Growing Older: Good Days, Bad Days

By Phyllis Chesler

Someone once told me that as you get older, “you have good days and bad days. Get used to it.” Oh true words.

I’ve had Covid three times and since then, I’ve been reluctant to go out into crowds. This means that I haven’t gone to shul, to the cinema, the theater, or the opera. I’ve been forced to turn down invitations to lecture and to attend important conferences if it means serious traveling. That’s all Ok. I’m an 84-year-old grandmother who is not starving, or homeless, or about to die of a fatal disease–nor am I in prison or exile. I don’t live in a hot military war zone, only in an even hotter cognitive and intellectual one–an area in which I hold my own every single day.

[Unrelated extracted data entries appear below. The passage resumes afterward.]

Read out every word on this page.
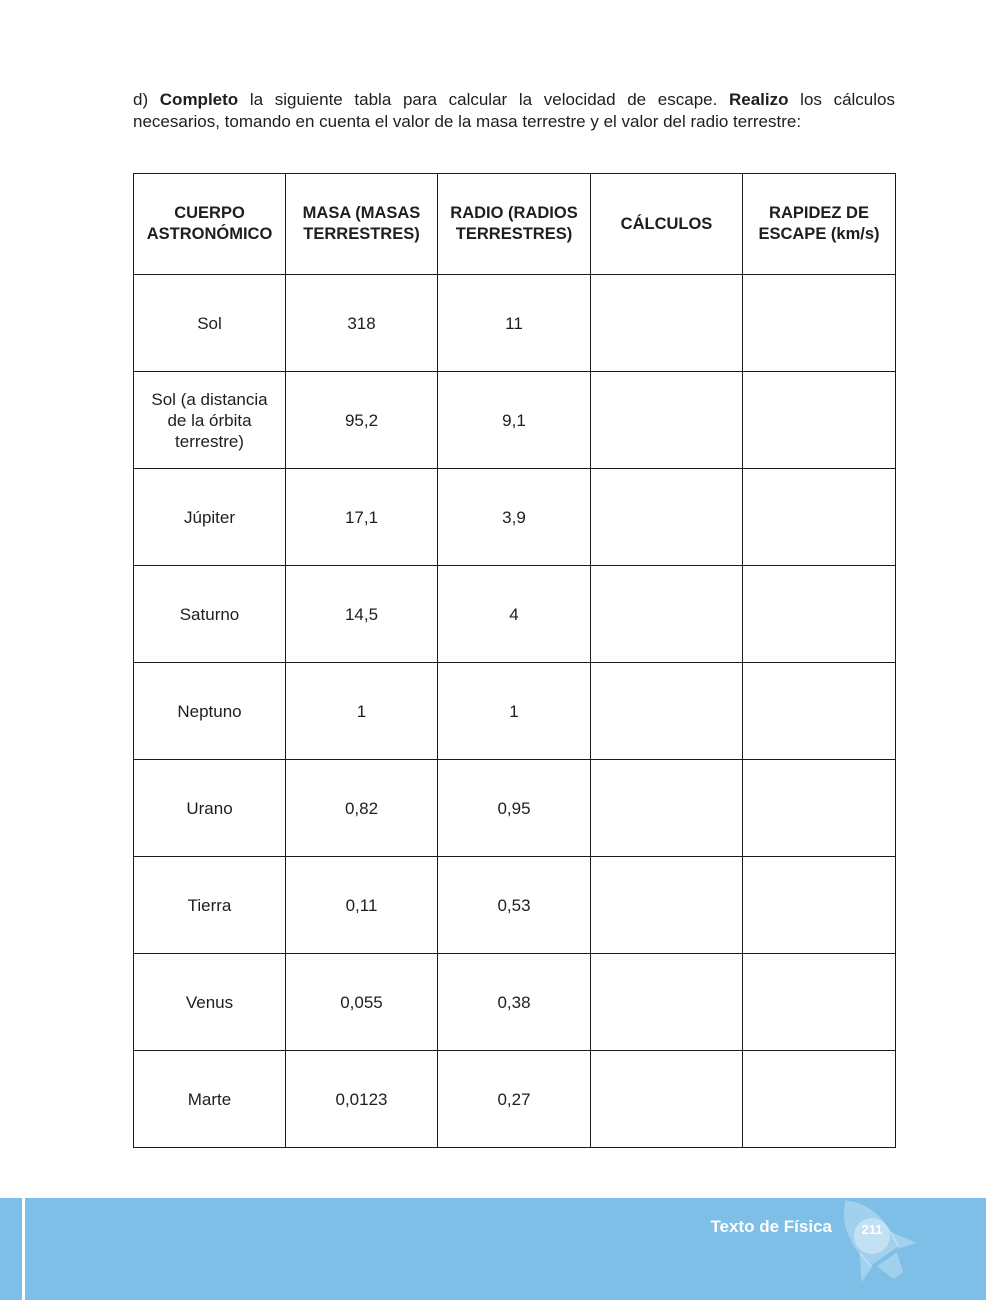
d) Completo la siguiente tabla para calcular la velocidad de escape. Realizo los cálculos necesarios, tomando en cuenta el valor de la masa terrestre y el valor del radio terrestre:

CUERPO ASTRONÓMICO	MASA (MASAS TERRESTRES)	RADIO (RADIOS TERRESTRES)	CÁLCULOS	RAPIDEZ DE ESCAPE (km/s)
Sol	318	11		
Sol (a distancia de la órbita terrestre)	95,2	9,1		
Júpiter	17,1	3,9		
Saturno	14,5	4		
Neptuno	1	1		
Urano	0,82	0,95		
Tierra	0,11	0,53		
Venus	0,055	0,38		
Marte	0,0123	0,27		
Texto de Física	211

But don’t cry for me Argentina! I have the very best books to read; films to stream, films via Vimeo sent by distributors or by directors, in the hope that I’ll review them, which I often do. I am also editing a new book, trying to perfect it. And always, always I am writing. It is how I breathe.

Do I go out at all?

Well, not that often. After far too many surgeries, and far too many negative consequences, if and when I go out, I must take a car. And where do I go? To my son and his family, (who live within a mile of me), to a friend, to a nearby restaurant. Of course, to doctors and therapists of all kinds. Sometimes, even to a dear friend’s in the country who has decorated a suite of rooms just for me. And so, I read and write there instead of here, where I can view lazy sailboats on the water or, come winter, view “bare ruin’d choirs where late the sweet birds sang.”

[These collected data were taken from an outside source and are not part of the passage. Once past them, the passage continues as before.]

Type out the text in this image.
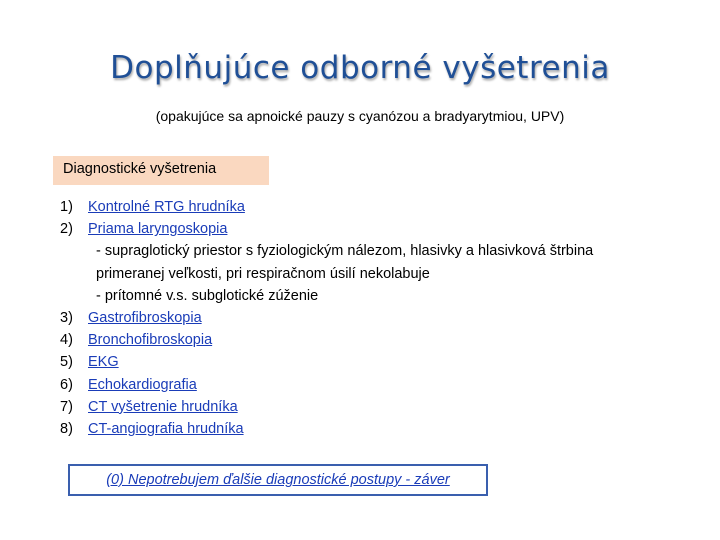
Doplňujúce odborné vyšetrenia
(opakujúce sa apnoické pauzy s cyanózou a bradyarytmiou, UPV)
Diagnostické vyšetrenia
1)	Kontrolné RTG hrudníka
2)	Priama laryngoskopia
- supraglotický priestor s fyziologickým nálezom, hlasivky a hlasivková štrbina
primeranej veľkosti, pri respiračnom úsilí nekolabuje
- prítomné v.s. subglotické zúženie
3)	Gastrofibroskopia
4)	Bronchofibroskopia
5)	EKG
6)	Echokardiografia
7)	CT vyšetrenie hrudníka
8)	CT-angiografia hrudníka
(0) Nepotrebujem ďalšie diagnostické postupy - záver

Last Saturday night was a major exception and I was thrilled that I finally could do it. With more than a little fear and trembling, I attended an opera at the Metropolitan Opera House. It was Verdi’s Il Trovatore (the Troubadour). I do not want to review it here–but I will share a photo of our dinner there before the opera. We did not stay beyond the intermission. But at least I made it there.